I'm not going to write a so much has changed in a year post, one about the fact that I never ever EVER thought I'd be one of the lucky ones who escaped so easily (and who knows what might happen in the next few months--I was just thinking this morning, hey, two more weeks and I'll be officially in stillbirth [as opposed to miscarriage] territory!), or about how much having your support has meant to me or improved my ability to cope or made me feel connected (but re-reading my angsty first post sure makes that clear!), or about how long this sentence is. I've read a lot of brilliant posts like that and I just can't compete.

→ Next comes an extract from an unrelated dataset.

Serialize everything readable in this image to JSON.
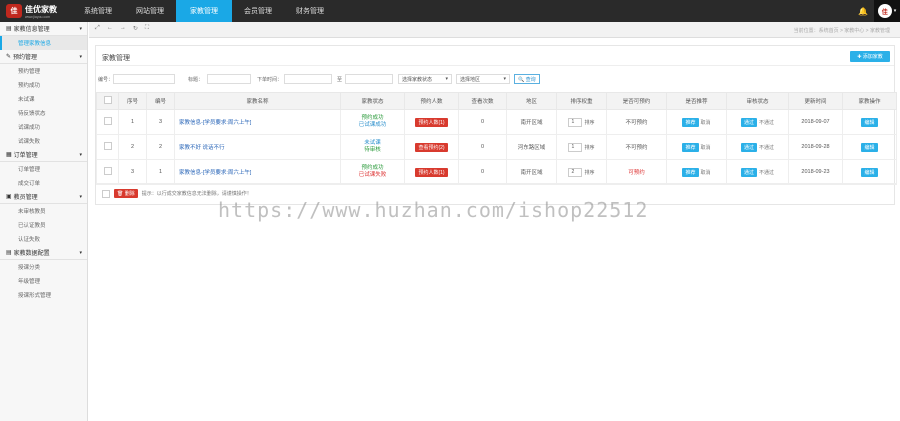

Instead, I'm going to write a little something for the Me that might be out there, wondering whether she should start her own internet web journaly thing. You totally should. Maybe you think you'll pour your heart out, and no one will hear you (except the spam bots). Hey, it's possible. It's possible you'll be the most unpopular person on the entiiiiiiiiiire internet. Maybe you think you'll be boring. Trust me, we're all boring. Maybe you feel self conscious, like nothing you could write would be worth reading, like you could never be as witty and poignant as me. And of course you can't, but I promise that there's someone waiting to hear what you, and you alone, have to say. Whatever other reservations you have, put them aside and get started. It's not that having a blog will get you pregnant. Though having a social support network is linked to better outcomes and better psychological recovery after unsuccessful treatments. And for true support, there needs to be reciprocity. (Just reading ain't enough.) I think the main reason I'd urge you to start has to do with a general principle I tell these very students (most of whom have now finished their exams). Labeling affect allows prefrontal cortex to downregulate activity in the amygdala. In English: putting your feelings into words gives you control over them, and reduces their negative impact. So even if no one ever reads a word you write, it's worth it.
Like last year, I've got a question on my final exam where students are asked to draw a picture representing their current state of mind. I promise to share any particularly brilliant ones.